Your model was trained last year. It does not know what happened this week. It does not know your company’s internal docs. And it hallucinates when it does not know.

So you use RAG. Embed the query, retrieve relevant documents from a vector store, stuff them into context. The model answers from evidence instead of imagination.

The model is smart but it cannot check the weather, query a database, or send an email. Text in, text out, and the real world is outside.

So you give it tools. Define functions the model can call. It emits structured JSON, your code executes it, the result goes back into context. The LLM becomes a controller, not just a text generator.

But a single tool call is not enough. Real tasks require planning, branching, retrying, using the output of one step as input to the next.

So you build agents. The model loops. Observe, reason, act, observe again. ReAct, function calling, orchestration graphs. A single prompt becomes a multi-step workflow the model navigates itself.

Your model is fluent but shallow. It pattern-matches its way through math and logic. Hard reasoning breaks.

So you use test-time compute. Chain-of-thought at first. Then models trained to generate long internal reasoning traces before answering. o1, R1, and the reasoning family. Give the model more tokens to think and accuracy climbs on problems rote generation cannot solve.

Text is one modality.
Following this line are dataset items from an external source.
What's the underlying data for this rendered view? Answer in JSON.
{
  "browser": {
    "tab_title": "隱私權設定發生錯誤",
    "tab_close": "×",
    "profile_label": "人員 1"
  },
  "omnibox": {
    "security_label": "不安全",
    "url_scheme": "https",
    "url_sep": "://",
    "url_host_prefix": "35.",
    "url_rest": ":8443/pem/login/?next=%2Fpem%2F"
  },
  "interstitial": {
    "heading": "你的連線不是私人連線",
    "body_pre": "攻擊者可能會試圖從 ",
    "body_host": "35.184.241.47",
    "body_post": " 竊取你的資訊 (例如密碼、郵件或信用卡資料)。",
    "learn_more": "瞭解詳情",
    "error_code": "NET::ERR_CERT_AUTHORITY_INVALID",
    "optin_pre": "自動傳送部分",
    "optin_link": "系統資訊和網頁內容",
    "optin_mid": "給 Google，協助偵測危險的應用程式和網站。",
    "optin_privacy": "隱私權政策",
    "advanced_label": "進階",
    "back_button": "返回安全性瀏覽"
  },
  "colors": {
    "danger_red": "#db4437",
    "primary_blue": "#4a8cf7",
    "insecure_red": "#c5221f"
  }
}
Users have images, audio, video, screenshots, documents with layout.

So you go multimodal. Shared token spaces for text and vision. Models that read a chart and explain it, watch a video and summarize it, listen to audio and respond. One model, many inputs, one generation pipeline.

Attention is quadratic. Even with caching, a million tokens is a million tokens and the math does not care.

So you explore alternatives. State space models like Mamba. Linear attention. Hybrid architectures. Constant memory per token, linear time complexity, competitive quality. The Transformer is no longer the only option on the table.